Passage
And he took Agag, the king of Amalec, alive: but all the common people he slew with the edge of the sword.
And he took Agag, the king of Amalec, alive: but all the common people he slew with the edge of the sword.
1 Samuel 15:6 And Saul said to the Cinite: Go, depart, and get ye down from Amalec: lest I destroy thee with him. For thou hast shewn kindness to all the children of Israel, when they came up out of Egypt.
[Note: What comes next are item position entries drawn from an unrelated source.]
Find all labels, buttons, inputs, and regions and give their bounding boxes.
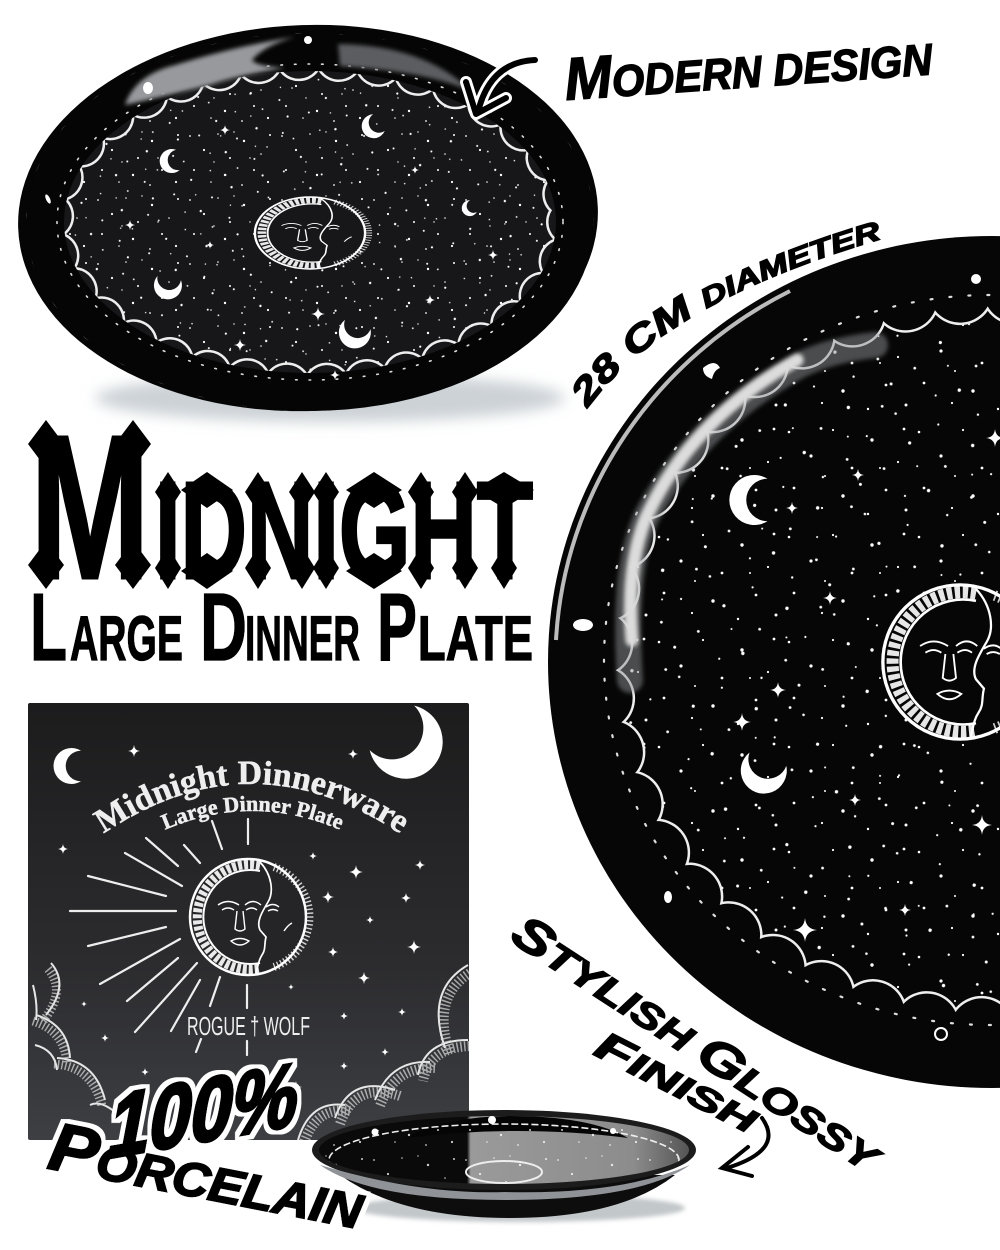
box stars — [58, 745, 425, 1093]
sun rays — [70, 819, 248, 1055]
subtitle: Large Dinner Plate: ARGE — [70, 604, 183, 674]
subtitle: Large Dinner Plate: L — [30, 574, 67, 681]
box title: Large Dinner Plate — [160, 796, 342, 830]
box title: Midnight Dinnerware — [92, 760, 406, 834]
plate shadow — [95, 374, 565, 422]
subtitle: Large Dinner Plate: INNER — [245, 604, 360, 674]
panel: large plate photo — [548, 236, 1000, 1088]
subtitle: Large Dinner Plate: LATE — [418, 604, 533, 674]
small plate stars and border — [325, 1123, 680, 1182]
starfield — [66, 73, 554, 371]
rim dots — [372, 1116, 616, 1136]
title: Midnight: M — [30, 393, 150, 622]
panel: gift box — [28, 703, 469, 1140]
callout: 100% porcelain: 100% — [107, 1043, 300, 1177]
reflection top — [405, 1116, 628, 1138]
large plate field starfield — [616, 307, 1000, 1013]
callout: 100% porcelain — [43, 1043, 371, 1244]
small plate rim sheen — [320, 1165, 690, 1200]
callout: Modern design — [466, 20, 935, 114]
stem spikes — [28, 420, 534, 589]
crescent moons — [729, 475, 790, 800]
rim dots — [573, 274, 981, 1040]
small plate base — [340, 1175, 675, 1218]
rim edge highlight — [556, 291, 790, 640]
sparkle stars — [125, 125, 498, 380]
subtitle: Large Dinner Plate: D — [200, 574, 247, 681]
small plate rim — [312, 1110, 696, 1190]
finish: FINISH — [588, 1023, 766, 1143]
brand: ROGUE † WOLF — [187, 1011, 310, 1041]
box clouds — [33, 963, 473, 1146]
rim gloss — [125, 37, 472, 105]
arrow — [466, 60, 535, 114]
panel: top plate photo — [11, 15, 605, 422]
small plate field — [319, 1116, 689, 1184]
plate rim — [11, 15, 605, 421]
gloss reflection — [628, 345, 875, 680]
small plate shadow — [355, 1194, 685, 1222]
subtitle: Large Dinner Plate: P — [377, 574, 417, 681]
sparkle stars — [733, 429, 1000, 942]
box crescents — [54, 702, 458, 794]
title: Midnight: IDNIGHT — [155, 454, 533, 608]
panel: small plate photo — [312, 1110, 696, 1222]
porcelain: PORCELAIN — [43, 1108, 371, 1244]
title: Midnight — [28, 393, 534, 622]
callout: Modern design: MODERN DESIGN — [562, 20, 935, 113]
small plate medallion — [466, 1161, 542, 1183]
scalloped cloud border — [45, 52, 575, 392]
moon medallion — [255, 197, 368, 269]
crescent moons — [152, 113, 477, 353]
plate inner field — [64, 71, 556, 373]
callout: 28 cm diameter: 28 CM DIAMETER — [573, 222, 881, 410]
scalloped cloud border — [589, 280, 1000, 1040]
moon medallion — [190, 859, 309, 975]
moon medallion — [883, 585, 1000, 739]
arrow — [722, 1118, 769, 1176]
box face — [28, 703, 469, 1140]
callout: Stylish Glossy Finish: STYLISH GLOSSY — [502, 905, 893, 1185]
large plate rim — [548, 236, 1000, 1088]
rim dots — [44, 36, 502, 204]
subtitle: Large Dinner Plate — [30, 574, 533, 681]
And the Cinite departed from the midst of Amalec.
1 Samuel 15:7 And Saul smote Amalec from Hevila, until thou comest to Sur, which is over against Egypt.
1 Samuel 15:8 And he took Agag, the king of Amalec, alive: but all the common people he slew with the edge of the sword.
1 Samuel 15:9 And Saul and the people spared Agag, and the best of the flocks of sheep, and of the herds, and the garments and the rams, and all that was beautiful, and would not destroy them: but every thing that was vile, and good for nothing, that they destroyed.
1 Samuel 15:10 And the word of the Lord came to Samuel,
The verse centers on "took", "agag", "king", "amalec", "alive", "common", "people", and "slew". It is saying that the verse draws attention to "took" and "agag", so its meaning should be read from those terms before moving to application.
The nearby context moves from verse 7's "And Saul smote Amalec from Hevila until..." into verse 9's "And Saul and the people spared Agag...", so "took" and "agag" belong inside that flow. In 1 Samuel context, the local focus is covenant, worship, and faithfulness.
A plain takeaway is to answer the verse's own emphasis on "took" and "agag" with trust shaped by these words, not by a vague optimism outside the passage.